As another step forward to use dedicated liquefied natural gas (LNG)-powered barges in its maritime transport, Royal Dutch Shell plc recently launched the first dedicated LNG barge from a shipyard in the Netherlands for transporting liquids products on the Rhine River. Shell already has touted similar petroleum product shipping in the United States (see Daily GPI, March 6).

Shell CEO Peter Voser said Shell envisions “a bright future for LNG as a fuel in both coastal and inland” maritime shipping.

Shell and others see the LNG-powered vessels as an answer to ever-stricter air emissions standards on waterways and coastal areas around the world.

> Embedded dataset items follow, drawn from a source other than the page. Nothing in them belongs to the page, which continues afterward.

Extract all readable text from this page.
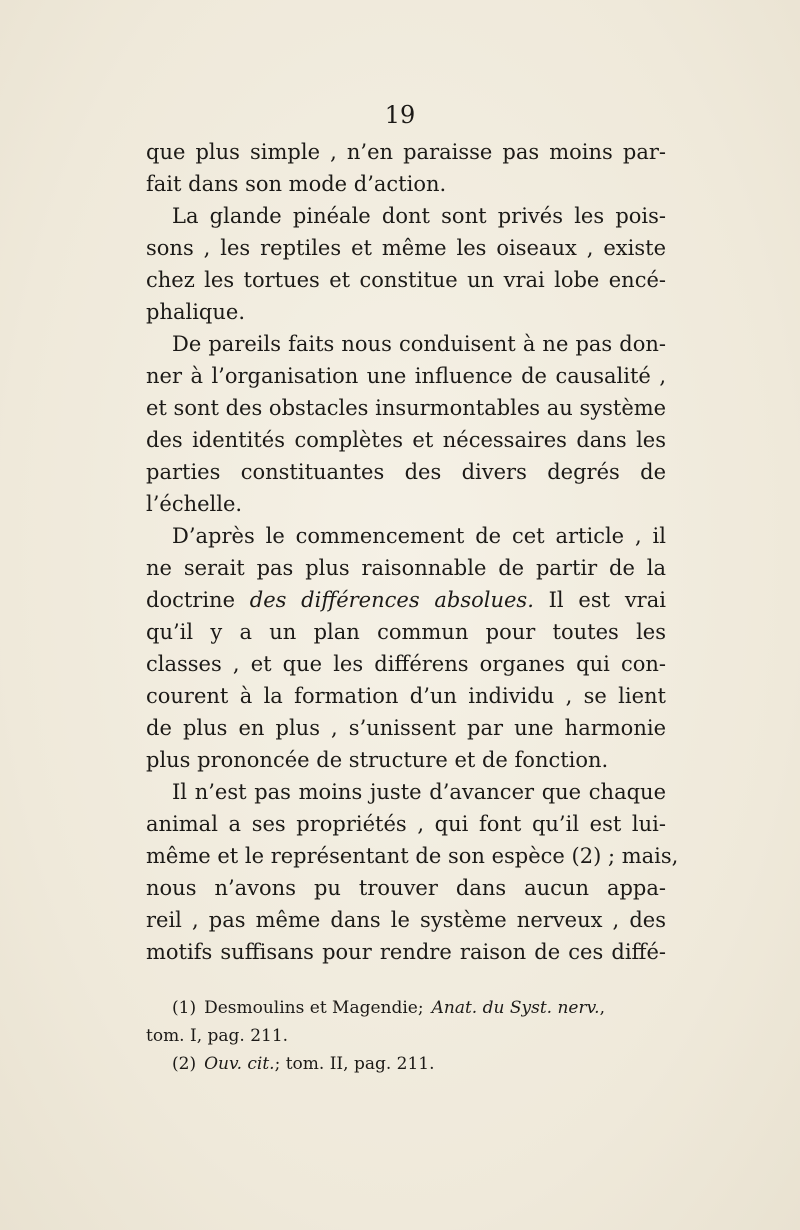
19
que plus simple , n’en paraisse pas moins par-
fait dans son mode d’action.
La glande pinéale dont sont privés les pois-
sons , les reptiles et même les oiseaux , existe
chez les tortues et constitue un vrai lobe encé-
phalique.
De pareils faits nous conduisent à ne pas don-
ner à l’organisation une influence de causalité ,
et sont des obstacles insurmontables au système
des identités complètes et nécessaires dans les
parties constituantes des divers degrés de
l’échelle.
D’après le commencement de cet article , il
ne serait pas plus raisonnable de partir de la
doctrine des différences absolues. Il est vrai
qu’il y a un plan commun pour toutes les
classes , et que les différens organes qui con-
courent à la formation d’un individu , se lient
de plus en plus , s’unissent par une harmonie
plus prononcée de structure et de fonction.
Il n’est pas moins juste d’avancer que chaque
animal a ses propriétés , qui font qu’il est lui-
même et le représentant de son espèce (2) ; mais,
nous n’avons pu trouver dans aucun appa-
reil , pas même dans le système nerveux , des
motifs suffisans pour rendre raison de ces diffé-
(1) Desmoulins et Magendie; Anat. du Syst. nerv.,
tom. I, pag. 211.
(2) Ouv. cit.; tom. II, pag. 211.
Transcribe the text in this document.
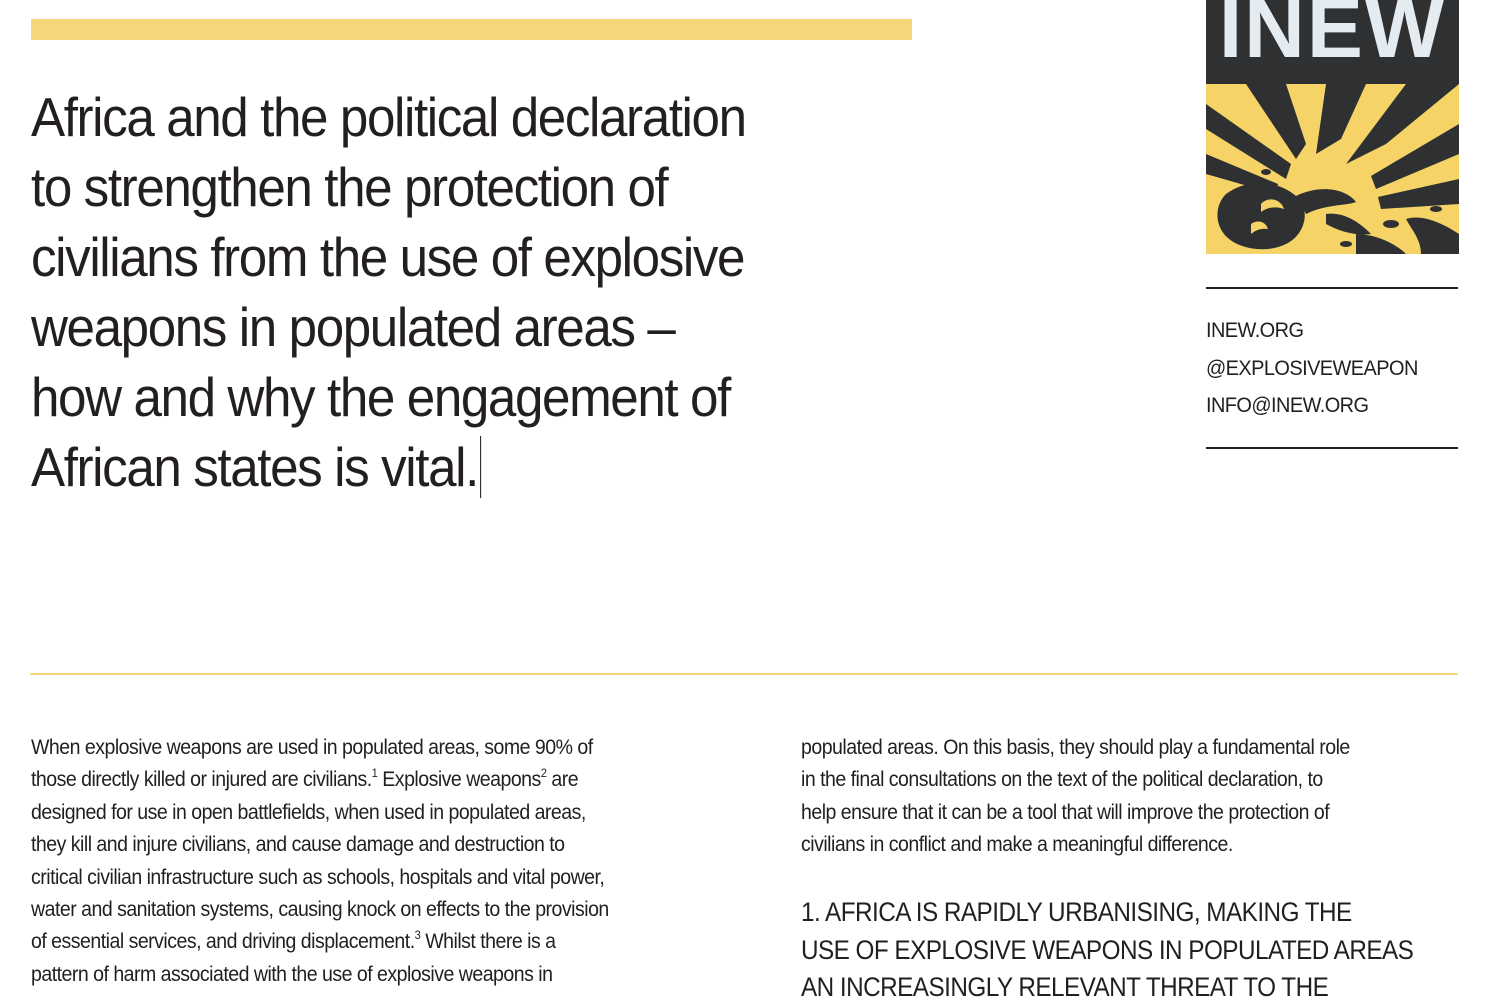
Africa and the political declaration
to strengthen the protection of
civilians from the use of explosive
weapons in populated areas –
how and why the engagement of
African states is vital.
INEW
INEW.ORG
@EXPLOSIVEWEAPON
INFO@INEW.ORG

When explosive weapons are used in populated areas, some 90% of
those directly killed or injured are civilians.$^1$ Explosive weapons$^2$ are
designed for use in open battlefields, when used in populated areas,
they kill and injure civilians, and cause damage and destruction to
critical civilian infrastructure such as schools, hospitals and vital power,
water and sanitation systems, causing knock on effects to the provision
of essential services, and driving displacement.$^3$ Whilst there is a
pattern of harm associated with the use of explosive weapons in

populated areas. On this basis, they should play a fundamental role
in the final consultations on the text of the political declaration, to
help ensure that it can be a tool that will improve the protection of
civilians in conflict and make a meaningful difference.

1. AFRICA IS RAPIDLY URBANISING, MAKING THE
USE OF EXPLOSIVE WEAPONS IN POPULATED AREAS
AN INCREASINGLY RELEVANT THREAT TO THE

In the United States, this can be seen in various areas, such as the combined Los Angeles-Long Beach ports in Southern California, which in tandem are the nation’s busiest.

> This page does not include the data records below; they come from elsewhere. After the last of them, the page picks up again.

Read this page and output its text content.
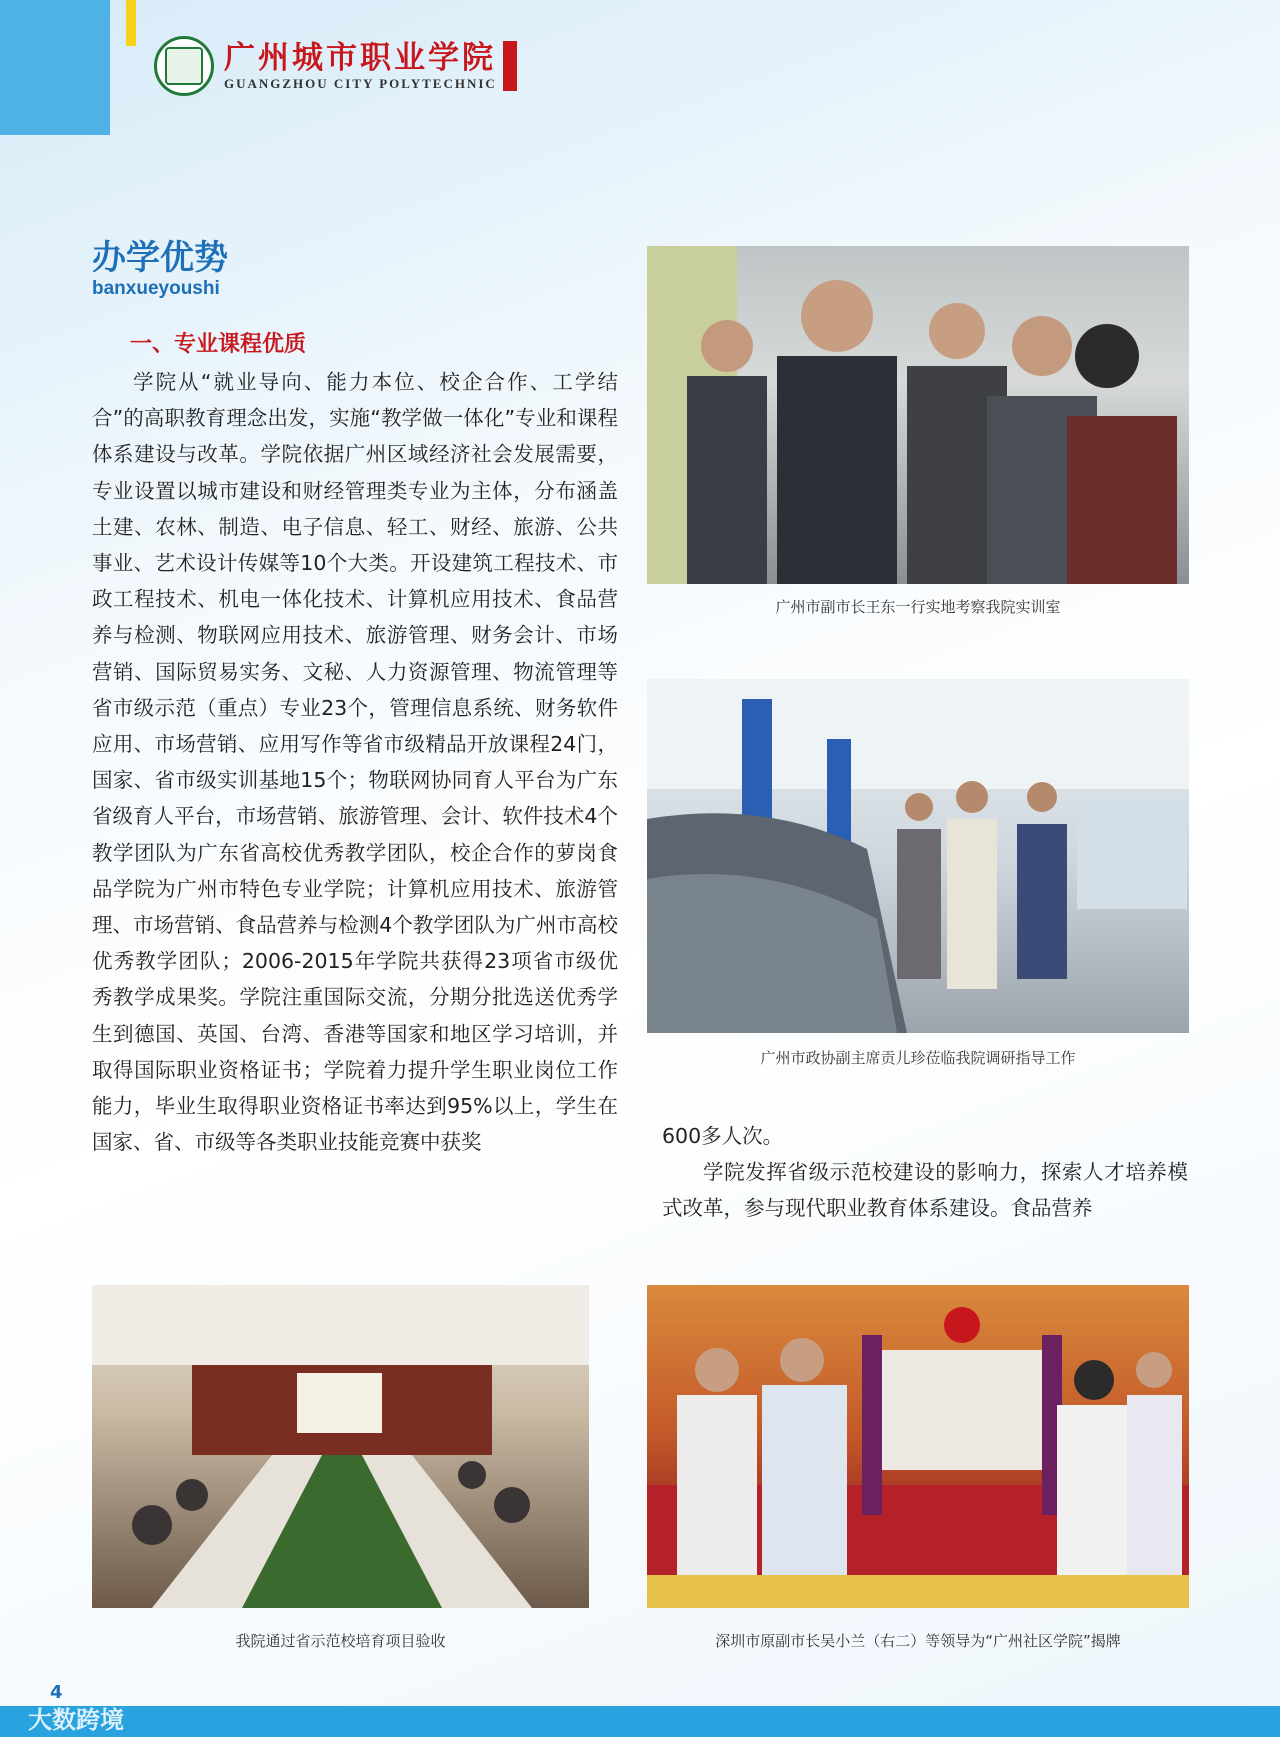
广州城市职业学院
GUANGZHOU CITY POLYTECHNIC
办学优势
banxueyoushi
一、专业课程优质

学院从“就业导向、能力本位、校企合作、工学结合”的高职教育理念出发，实施“教学做一体化”专业和课程体系建设与改革。学院依据广州区域经济社会发展需要，专业设置以城市建设和财经管理类专业为主体，分布涵盖土建、农林、制造、电子信息、轻工、财经、旅游、公共事业、艺术设计传媒等10个大类。开设建筑工程技术、市政工程技术、机电一体化技术、计算机应用技术、食品营养与检测、物联网应用技术、旅游管理、财务会计、市场营销、国际贸易实务、文秘、人力资源管理、物流管理等省市级示范（重点）专业23个，管理信息系统、财务软件应用、市场营销、应用写作等省市级精品开放课程24门，国家、省市级实训基地15个；物联网协同育人平台为广东省级育人平台，市场营销、旅游管理、会计、软件技术4个教学团队为广东省高校优秀教学团队，校企合作的萝岗食品学院为广州市特色专业学院；计算机应用技术、旅游管理、市场营销、食品营养与检测4个教学团队为广州市高校优秀教学团队；2006-2015年学院共获得23项省市级优秀教学成果奖。学院注重国际交流，分期分批选送优秀学生到德国、英国、台湾、香港等国家和地区学习培训，并取得国际职业资格证书；学院着力提升学生职业岗位工作能力，毕业生取得职业资格证书率达到95%以上，学生在国家、省、市级等各类职业技能竞赛中获奖	600多人次。

学院发挥省级示范校建设的影响力，探索人才培养模式改革，参与现代职业教育体系建设。食品营养

广州市副市长王东一行实地考察我院实训室
广州市政协副主席贡儿珍莅临我院调研指导工作
我院通过省示范校培育项目验收	深圳市原副市长吴小兰（右二）等领导为“广州社区学院”揭牌
4
大数跨境
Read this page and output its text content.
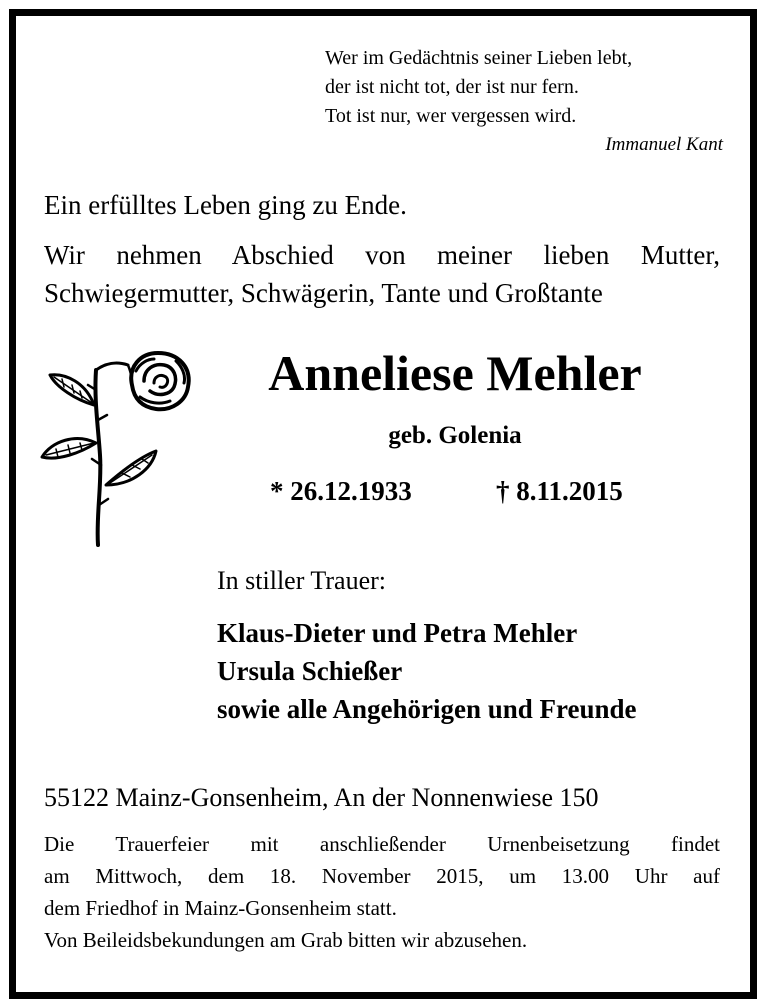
Wer im Gedächtnis seiner Lieben lebt,
der ist nicht tot, der ist nur fern.
Tot ist nur, wer vergessen wird.
Immanuel Kant
Ein erfülltes Leben ging zu Ende.
Wir nehmen Abschied von meiner lieben Mutter, Schwiegermutter, Schwägerin, Tante und Großtante
Anneliese Mehler
geb. Golenia
* 26.12.1933	† 8.11.2015
In stiller Trauer:
Klaus-Dieter und Petra Mehler
Ursula Schießer
sowie alle Angehörigen und Freunde
55122 Mainz-Gonsenheim, An der Nonnenwiese 150
Die Trauerfeier mit anschließender Urnenbeisetzung findet
am Mittwoch, dem 18. November 2015, um 13.00 Uhr auf
dem Friedhof in Mainz-Gonsenheim statt.
Von Beileidsbekundungen am Grab bitten wir abzusehen.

The new European LNG barge sports four efficient small engines, instead of the usual single-engine design, allowing power to be varied and savings realized on downstream, rather than upstream, voyages.

Scania-Sandfirden designed the dedicated natural gas engines, and the LNG fuel tanks and fueling systems were developed by other European firms, Cryonorm Projects and Cryovat-Rootselaar, respectively, according to Shell. Interstream is operating the new barge for Shell in The Netherlands, Belgium, Germany and Switzerland.

In the United States, for its Gulf Coast and Mississippi River operations, Shell said recently that it plans to install a small-scale liquefaction unit (0.25 million tons per annum) at its Shell Geismar Chemicals facility in Geismar, LA. The unit will supply LNG along the Mississippi River, the Intra-Coastal Waterway and to the offshore Gulf of Mexico and the onshore oil and gas exploration areas of Texas and Louisiana.